Luego fue víctima de un plan nada exquisito de amputación de talentos en el ente. Le prejubilaron por edad, que no por méritos y sus seguidores quedaron huérfanos de su exquisita manera de concebir el oficio. Periodista, melómano, hombre orquesta, medio rockero, se contagió de la música desde la cuna. Su padre, Ataulfo Argenta, se lo supo transmitir desde niño, lo mismo que a sus cuatro hermanas. No en vano ha sido el director español más importante y del que en este año de 2013 se ha celebrado el centenario de su nacimiento en Castro Urdiales (Cantabria).
De Argenta a Argenta, se dio un cordón umbilical curioso que ha resultado fundamental en los últimos 70 años de la historia musical española para crear, fomentar y consolidar públicos incondicionales. Su progenitor se encargó de sembrar en mitad del desierto franquista la afición a un arte huérfano, amputado y cautivo. Labró una carrera internacional con las cualidades del director perfecto: ambición en los repertorios, exquisita sensibilidad, eclecticismo en la variedad de géneros –de la zarzuela a la escuela de Viena, nada se le resistía- y un carisma interior, irresistible para los músicos, y exterior, absolutamente seductor para el público.

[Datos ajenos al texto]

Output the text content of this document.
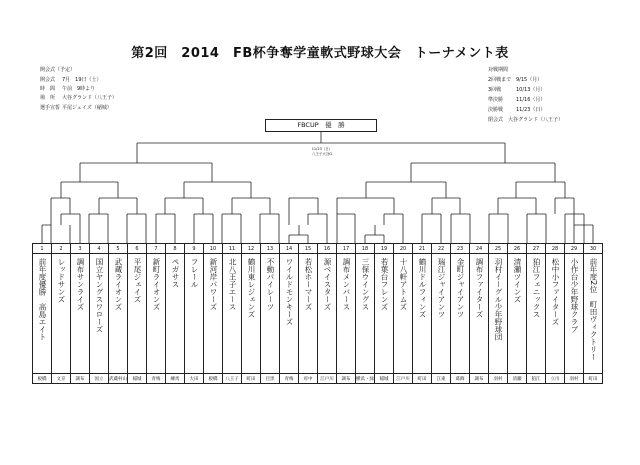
第2回　2014　FB杯争奪学童軟式野球大会　トーナメント表
開会式（予定）
開会式 7月　19日（土）
時　間 午前　9時より
場　所 大谷グランド（八王子）
選手宣誓 平尾ジェイズ（稲城）
対戦期間
2回戦まで 9/15（月）
3回戦	10/13（月）
準決勝	11/16（月）
決勝戦	11/23（日）
閉会式　大谷グランド（八王子）
FBCUP　優　勝
11/23（日）
八王子大谷G
1
前年度優勝　高島エイト
板橋
2
レッドサンズ
文京
3
調布サンライズ
調布
4
国立ヤングスワローズ
国立
5
武蔵ライオンズ
武蔵村山
6
平尾ジェイズ
稲城
7
新町ライオンズ
青梅
8
ペガサス
練馬
9
フレール
大田
10
新河岸パワーズ
板橋
11
北八王子エース
八王子
12
鶴川東レジェンズ
町田
13
不動パイレーツ
目黒
14
ワイルドモンキーズ
青梅
15
若松ホーマーズ
府中
16
源ベイスターズ
江戸川
17
調布メンバース
調布
18
三保ウイングス
横浜・緑
19
若葉台フレンズ
稲城
20
十八軒アトムズ
江戸川
21
鶴川ドルフィンズ
町田
22
瑞江ジャイアンツ
江東
23
金町ジャイアンツ
葛飾
24
調布ファイターズ
調布
25
羽村イーグル少年野球団
羽村
26
清瀬ツインズ
清瀬
27
狛江フェニックス
狛江
28
松中小ファイターズ
立川
29
小作台少年野球クラブ
羽村
30
前年度2位　町田ヴィクトリー
町田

La pasada semana, Fernando pudo saber e incluso celebrar ya en mitad de sus últimos suspiros junto a Toñi, su esposa y Ata, su hijo, que el Ayuntamiento de Santander dedicaba una calle a la memoria de su padre. Fue un gesto ejemplar de civismo cargado de simbología por parte de la corporación municipal liderada por Íñigo de la Serna. La ciudad se la arrebataba a un golpista como el general Mola y se la entregaba al músico que alentó, entre otras cosas, la creación del Festival Internacional de Santander. Su hijo pudo vivir para disfrutarlo.